Photo: iStock/Aleksandra Tokarz
While the focus on the impact on shipping of the Israel-U.S. war on Iran has mostly been on oil and LNG tanker traffic, there are significant effects on containership trade, even far away from the area, say analysts.
Judah Levine, Head of Research at online freight shipping marketplace Freightos, said in a March 17 statement that container carriers initially suspended all service to the Persian Gulf. But now, carriers including CMA CGM and Maersk are accepting new bookings by diverting volumes to alternative accessible ports in the region – including ports in Oman, UAE and Saudi Arabia – with containers moving on by landbridge.
Levine said carriers are also relying heavily on ports in India with new shuttle services ferrying containers to those accessible Middle East ports – though even some of these, like UAE’s Fujairah (pictured) are now being directly targeted by Iran.
Congestion is already building at these alternative ports as well as in India, with reports that the Port of Colombo in Sri Lanka is declining to absorb Gulf-bound volumes because of pre-existing congestion.
Meanwhile, carriers are headed for tussles with customers over increased rates, with Karin Ström, VP at procurement and supply chain consultancy Proxima, urging shippers to “push back firmly and ensure pricing reflects actual risk, not opportunism.”
“Ocean freight rates have increased mainly out of China, linked in part to China’s role as a key buyer of Iranian oil in recent years. With Iran restricted in who it can sell to, China benefited from heavily discounted volumes, and any disruption or heightened risk in these flows is now feeding into Chinese export pricing and capacity dynamics,” said Ström in a March 10 statement. “By contrast, ocean lanes between Europe, the U.S. and Latin America remain largely unaffected for now.”
Freightos said carriers have announced flat-rate global emergency fuel surcharges of several hundred dollars per FEU that will go into effect early next week, but that they would not represent unprecedented fuel pass-throughs, and would be “expensive, but not destructive” to the market, possibly pushing rates back up to 2024 levels.

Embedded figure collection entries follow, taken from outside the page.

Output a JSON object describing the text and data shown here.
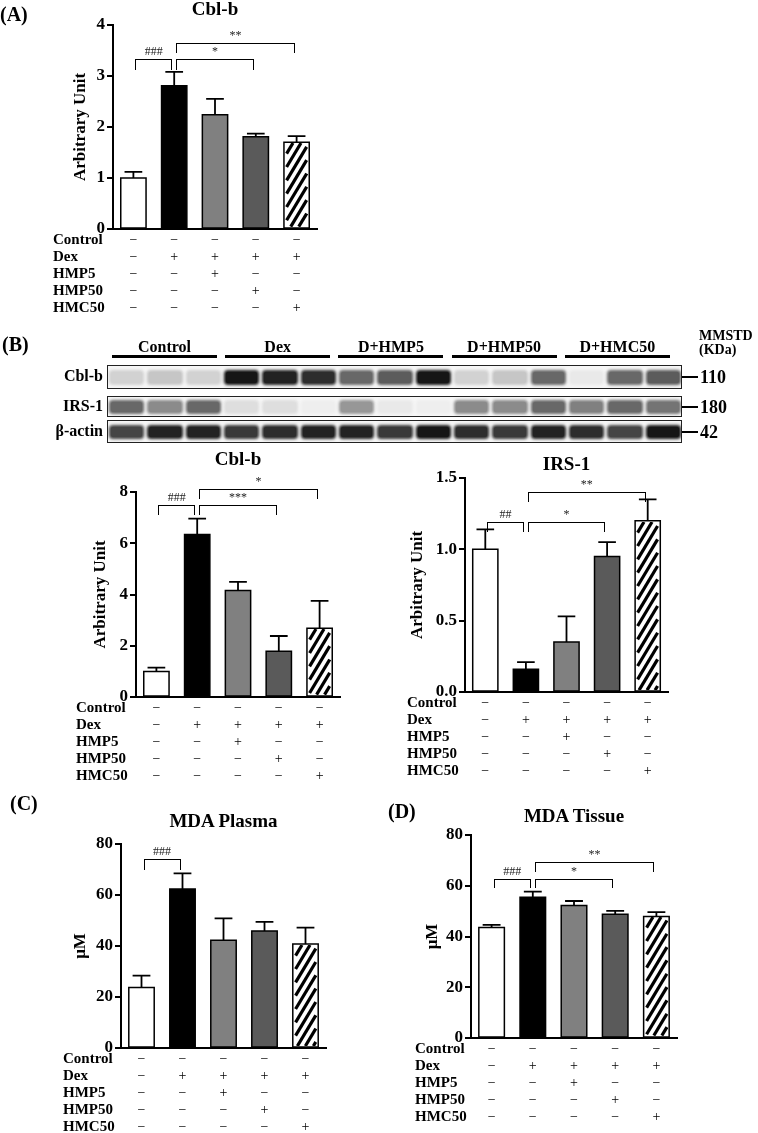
{
  "chart_data": [
    {
      "type": "bar",
      "title": "Cbl-b",
      "ylabel": "Arbitrary Unit",
      "xlabel": "Control\nDex\nHMP5\nHMP50\nHMC50",
      "categories": [
        "−\n−\n−\n−\n−",
        "−\n+\n−\n−\n−",
        "−\n+\n+\n−\n−",
        "−\n+\n−\n+\n−",
        "−\n+\n−\n−\n+"
      ],
      "values": [
        1.0,
        2.81,
        2.24,
        1.81,
        1.7
      ],
      "errors": [
        0.12,
        0.27,
        0.31,
        0.06,
        0.12
      ],
      "colors": [
        "#ffffff",
        "#000000",
        "#808080",
        "#5a5a5a",
        "#ffffff"
      ],
      "ylim": [
        0,
        4
      ],
      "yticks": [
        0,
        1,
        2,
        3,
        4
      ],
      "annotations": [
        "(A)",
        "###",
        "*",
        "**"
      ]
    },
    {
      "type": "other",
      "annotations": [
        "(B)"
      ],
      "categories": [
        "Control",
        "Dex",
        "D+HMP5",
        "D+HMP50",
        "D+HMC50"
      ],
      "y_categories": [
        "Cbl-b",
        "IRS-1",
        "β-actin"
      ],
      "y2_categories": [
        "110",
        "180",
        "42"
      ],
      "y2label": "MMSTD (KDa)"
    },
    {
      "type": "bar",
      "title": "Cbl-b",
      "ylabel": "Arbitrary Unit",
      "xlabel": "Control\nDex\nHMP5\nHMP50\nHMC50",
      "categories": [
        "−\n−\n−\n−\n−",
        "−\n+\n−\n−\n−",
        "−\n+\n+\n−\n−",
        "−\n+\n−\n+\n−",
        "−\n+\n−\n−\n+"
      ],
      "values": [
        1.0,
        6.34,
        4.16,
        1.79,
        2.68
      ],
      "errors": [
        0.15,
        0.62,
        0.33,
        0.59,
        1.07
      ],
      "colors": [
        "#ffffff",
        "#000000",
        "#808080",
        "#5a5a5a",
        "#ffffff"
      ],
      "ylim": [
        0,
        8
      ],
      "yticks": [
        0,
        2,
        4,
        6,
        8
      ],
      "annotations": [
        "###",
        "***",
        "*"
      ]
    },
    {
      "type": "bar",
      "title": "IRS-1",
      "ylabel": "Arbitrary Unit",
      "xlabel": "Control\nDex\nHMP5\nHMP50\nHMC50",
      "categories": [
        "−\n−\n−\n−\n−",
        "−\n+\n−\n−\n−",
        "−\n+\n+\n−\n−",
        "−\n+\n−\n+\n−",
        "−\n+\n−\n−\n+"
      ],
      "values": [
        1.0,
        0.16,
        0.35,
        0.95,
        1.2
      ],
      "errors": [
        0.14,
        0.05,
        0.18,
        0.1,
        0.15
      ],
      "colors": [
        "#ffffff",
        "#000000",
        "#808080",
        "#5a5a5a",
        "#ffffff"
      ],
      "ylim": [
        0,
        1.5
      ],
      "yticks": [
        {
          "value": 0,
          "label": "0.0"
        },
        {
          "value": 0.5,
          "label": "0.5"
        },
        {
          "value": 1,
          "label": "1.0"
        },
        {
          "value": 1.5,
          "label": "1.5"
        }
      ],
      "annotations": [
        "##",
        "*",
        "**"
      ]
    },
    {
      "type": "bar",
      "title": "MDA Plasma",
      "ylabel": "μM",
      "xlabel": "Control\nDex\nHMP5\nHMP50\nHMC50",
      "categories": [
        "−\n−\n−\n−\n−",
        "−\n+\n−\n−\n−",
        "−\n+\n+\n−\n−",
        "−\n+\n−\n+\n−",
        "−\n+\n−\n−\n+"
      ],
      "values": [
        23.7,
        62.4,
        42.3,
        45.9,
        40.8
      ],
      "errors": [
        4.7,
        6.1,
        8.5,
        3.6,
        6.4
      ],
      "colors": [
        "#ffffff",
        "#000000",
        "#808080",
        "#5a5a5a",
        "#ffffff"
      ],
      "ylim": [
        0,
        80
      ],
      "yticks": [
        0,
        20,
        40,
        60,
        80
      ],
      "annotations": [
        "(C)",
        "###"
      ]
    },
    {
      "type": "bar",
      "title": "MDA Tissue",
      "ylabel": "μM",
      "xlabel": "Control\nDex\nHMP5\nHMP50\nHMC50",
      "categories": [
        "−\n−\n−\n−\n−",
        "−\n+\n−\n−\n−",
        "−\n+\n+\n−\n−",
        "−\n+\n−\n+\n−",
        "−\n+\n−\n−\n+"
      ],
      "values": [
        43.5,
        55.5,
        52.2,
        48.8,
        47.9
      ],
      "errors": [
        1.1,
        2.2,
        1.8,
        1.3,
        1.7
      ],
      "colors": [
        "#ffffff",
        "#000000",
        "#808080",
        "#5a5a5a",
        "#ffffff"
      ],
      "ylim": [
        0,
        80
      ],
      "yticks": [
        0,
        20,
        40,
        60,
        80
      ],
      "annotations": [
        "(D)",
        "###",
        "*",
        "**"
      ]
    }
  ]
}
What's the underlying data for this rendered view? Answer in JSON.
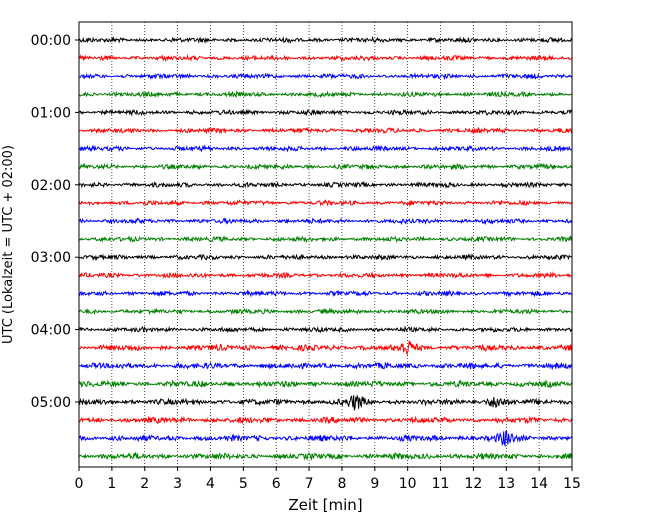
{
  "chart_data": {
    "type": "line",
    "title": "",
    "xlabel": "Zeit  [min]",
    "ylabel": "UTC (Lokalzeit = UTC + 02:00)",
    "xlim": [
      0,
      15
    ],
    "x_ticks": [
      0,
      1,
      2,
      3,
      4,
      5,
      6,
      7,
      8,
      9,
      10,
      11,
      12,
      13,
      14,
      15
    ],
    "y_ticks": [
      "00:00",
      "01:00",
      "02:00",
      "03:00",
      "04:00",
      "05:00"
    ],
    "trace_minutes_per_line": 15,
    "trace_start": "00:00",
    "trace_count": 24,
    "color_cycle": [
      "#000000",
      "#ff0000",
      "#0000ff",
      "#008000"
    ],
    "grid": {
      "vertical": true,
      "style": "dotted"
    },
    "annotations_notable_events": [
      {
        "trace": "04:15",
        "minute": 10.0
      },
      {
        "trace": "05:00",
        "minute": 8.4
      },
      {
        "trace": "05:00",
        "minute": 12.7
      },
      {
        "trace": "05:30",
        "minute": 13.0
      }
    ]
  }
}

Meanwhile, Ström said that some carriers are attempting to introduce “war surcharges” on lanes with no direct exposure. Levine at Freightos said, “there is some skepticism that market dynamics will see these increases succeed fully,” and that beneficial cargo owners in the midst of annual ocean contract negotiations are pushing back against carrier fees associated with Iran war disruptions that do not directly impact these shippers’ volumes.
“From an operational standpoint, ocean freight remains manageable. Rates are still materially lower than in recent years, open tenders are coming back reasonably well, and after years of disruption in this region the industry has learned how to operate around instability,” said Ström. “Hopes of a return to shorter and cheaper transit times via Suez have faded, but carriers such as Maersk and Hapag‑Lloyd, already structured around Cape routing, are performing strongly, with exceptionally high schedule reliability into ports like London Gateway.”